Merkezi konumundan yararlanarak birkaç hafta içinde Fransız ordusunu dağıtmayı
(Schlieffen Planı), ardından da, bütün kuvvetlerini toparlayarak çabuk harekete
geçemeyeceği çok iyi bilinen cılız bacaklı dev Rusya’ya saldırmayı plânladı ama
başarılı olmadı.
1914
Almanlar
Belçika’nın tarafsızlığını çiğneyerek önce Liège’i (7-16 Ağustos), sonra da Charleroi
(21-23 Ağustos) ve Mons’u aldılar (23 Ağustos). Daha sonra Fransız
birlikleriyle özellikle Lorraine’de (Morhange) ve Ardennes’de (20-23 Ağustos)

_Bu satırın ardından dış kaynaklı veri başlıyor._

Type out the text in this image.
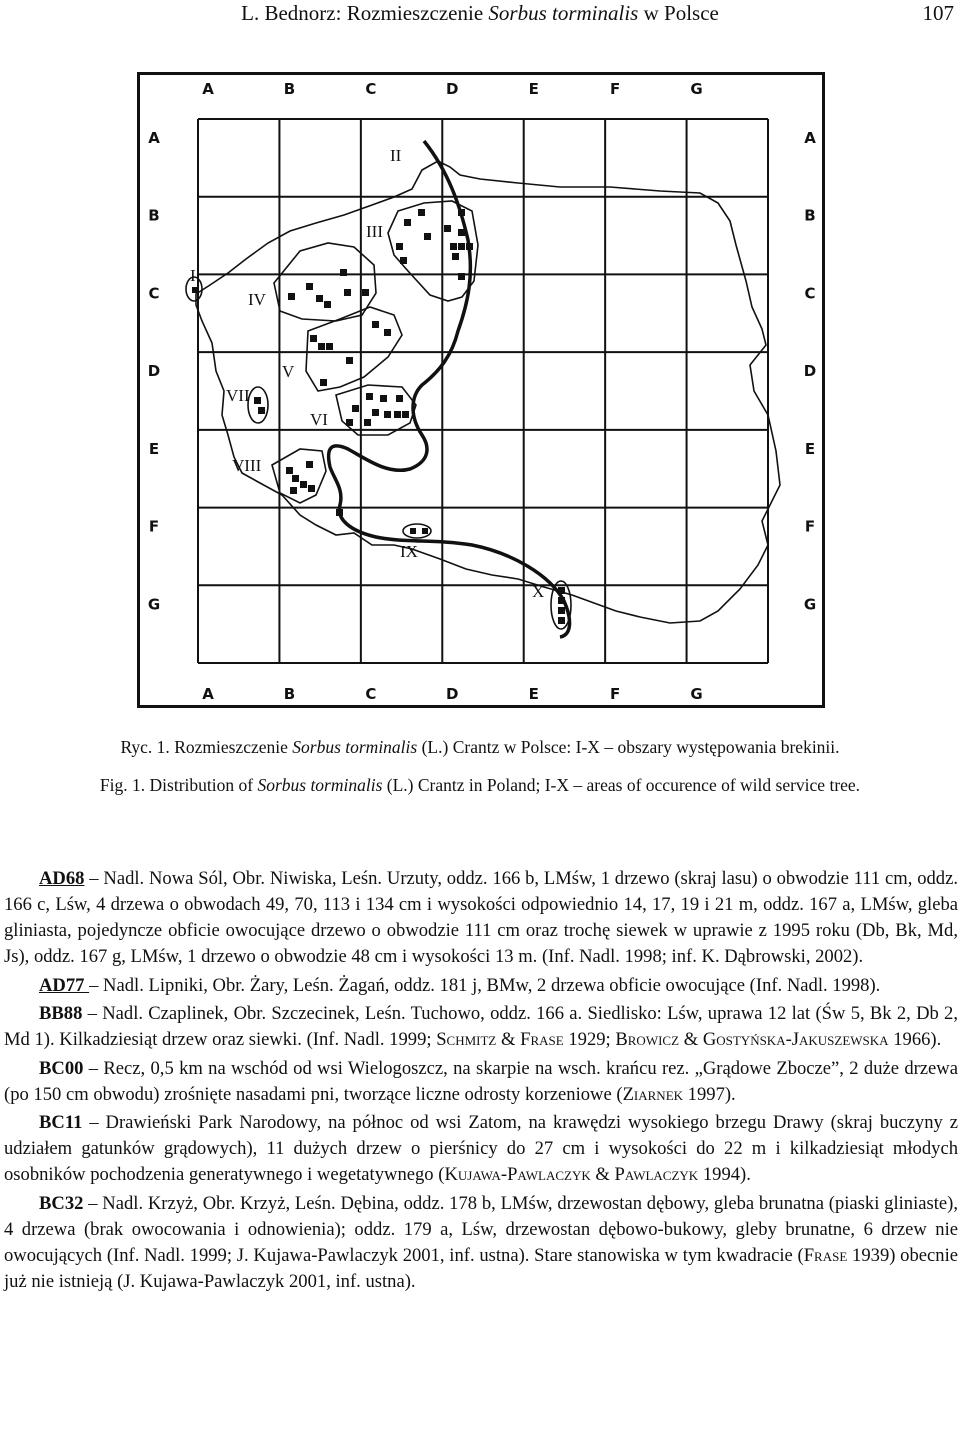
L. Bednorz: Rozmieszczenie Sorbus torminalis w Polsce	107
A
A
B
B
C
C
D
D
E
E
F
F
G
G
A	A
B	B
C	C
D	D
E	E
F	F
G	G
I
II
III
IV
V
VI
VII
VIII
IX
X
Ryc. 1. Rozmieszczenie Sorbus torminalis (L.) Crantz w Polsce: I-X – obszary występowania brekinii.
Fig. 1. Distribution of Sorbus torminalis (L.) Crantz in Poland; I-X – areas of occurence of wild service tree.

AD68 – Nadl. Nowa Sól, Obr. Niwiska, Leśn. Urzuty, oddz. 166 b, LMśw, 1 drzewo (skraj lasu) o obwodzie 111 cm, oddz. 166 c, Lśw, 4 drzewa o obwodach 49, 70, 113 i 134 cm i wysokości odpowiednio 14, 17, 19 i 21 m, oddz. 167 a, LMśw, gleba gliniasta, pojedyncze obficie owocujące drzewo o obwodzie 111 cm oraz trochę siewek w uprawie z 1995 roku (Db, Bk, Md, Js), oddz. 167 g, LMśw, 1 drzewo o obwodzie 48 cm i wysokości 13 m. (Inf. Nadl. 1998; inf. K. Dąbrowski, 2002).

AD77 – Nadl. Lipniki, Obr. Żary, Leśn. Żagań, oddz. 181 j, BMw, 2 drzewa obficie owocujące (Inf. Nadl. 1998).

BB88 – Nadl. Czaplinek, Obr. Szczecinek, Leśn. Tuchowo, oddz. 166 a. Siedlisko: Lśw, uprawa 12 lat (Św 5, Bk 2, Db 2, Md 1). Kilkadziesiąt drzew oraz siewki. (Inf. Nadl. 1999; Schmitz & Frase 1929; Browicz & Gostyńska-Jakuszewska 1966).

BC00 – Recz, 0,5 km na wschód od wsi Wielogoszcz, na skarpie na wsch. krańcu rez. „Grądowe Zbocze”, 2 duże drzewa (po 150 cm obwodu) zrośnięte nasadami pni, tworzące liczne odrosty korzeniowe (Ziarnek 1997).

BC11 – Drawieński Park Narodowy, na północ od wsi Zatom, na krawędzi wysokiego brzegu Drawy (skraj buczyny z udziałem gatunków grądowych), 11 dużych drzew o pierśnicy do 27 cm i wysokości do 22 m i kilkadziesiąt młodych osobników pochodzenia generatywnego i wegetatywnego (Kujawa-Pawlaczyk & Pawlaczyk 1994).

BC32 – Nadl. Krzyż, Obr. Krzyż, Leśn. Dębina, oddz. 178 b, LMśw, drzewostan dębowy, gleba brunatna (piaski gliniaste), 4 drzewa (brak owocowania i odnowienia); oddz. 179 a, Lśw, drzewostan dębowo-bukowy, gleby brunatne, 6 drzew nie owocujących (Inf. Nadl. 1999; J. Kujawa-Pawlaczyk 2001, inf. ustna). Stare stanowiska w tym kwadracie (Frase 1939) obecnie już nie istnieją (J. Kujawa-Pawlaczyk 2001, inf. ustna).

yaptıkları sınır savaşlarını kazandılar. Fransız ordularını ve French
komutasındaki İngiliz ordularını önce Aisne’e doğru, sonra Marne nehrinin
güneyine çekilmek zorunda bıraktılar. Ancak, 6-13 Eylül’de Paris valisi
Gallieni’nin de yardımıyla, Mareşal Joffre, Marne’da kazandığı zaferle işgalci
orduları durdurmayı başardı. Belçika, İngiliz ve Fransız birliklerini toparladı
ve Kuzey Denizi’nden İsviçre’ye uzanan 750 km.’lik bir cephe kurdu.
Rus
Cepheleri : Doğu Prusya’da saldırıya geçen Ruslar, Tannenberg’de
Hindenburg tarafından durduruldular. Sırbistan’da Avusturya-Macaristan
birlikleri her yerde geri püskürtüldü ve Sırplar Belgrad’a girdiler (13
Aralık).
Osmanlı’nın
savaşa girmesi ve Türk cepheleri : Almanya ile gizli bir ittifak
antlaşması (2 Ağustos) imzalayan Türkiye aynı gün tarafsızlığını ve
seferberliğini ilân etti. İngiliz donanmasının önünden kaçan Goeben ve Breslau
adlı Alman savaş gemilerinin Çanakkale boğazından geçerek Marmara’ya girmesi,
Türkiye’nin savaşa katılmasıyla sonuçlanan bir siyasal bunalıma neden oldu.
Osmanlı devletinin bu gemileri satın aldığını açıklayarak Yavuz ve Midilli
adlarıyla Türk donanmasına katması İtilaf devletleri tarafından tepkiyle
karşılandı.
Bu
arada İngiltere, tarafsız kalması koşuluyla Türkiye’nin bütünlük ve
bağımsızlığının korunacağı, kapitülasyonların kaldırılacağı ve parasal yardımda
bulunulacağı konularında güvence verdiyse de Babıâli, İngiliz önerilerini geri
çevirdi. Souchon’da Başkomutan Vekili
Enver Paşa’dan aldığı yazılı izine dayanarak Yavuz ve Midilli ile birlikte Türk
donanmasını Karadeniz’e çıkardı (23 Ekim). Karadeniz’de bazı Rus gemileri
batırılarak Odesa, Sivastopol, Novrossıyk ve Teodosya limanları topa tutuldu.
Kafkas
Cephesi : Kars-Sarıkamış yönünden saldırıya geçerek Erzurum üzerine
ilerleyen Rus kuvvetleri, Köprüköy önünde yapılan savaşlar (6-9 Kasım) sonunda
3. türk ordusu tarafından durduruldu. Sınır boylarına geri çekilen Ruslar (16
Kasım), kar bastırdığından izlenemedi. Ancak, bir ay kadar sonra (22 Aralık)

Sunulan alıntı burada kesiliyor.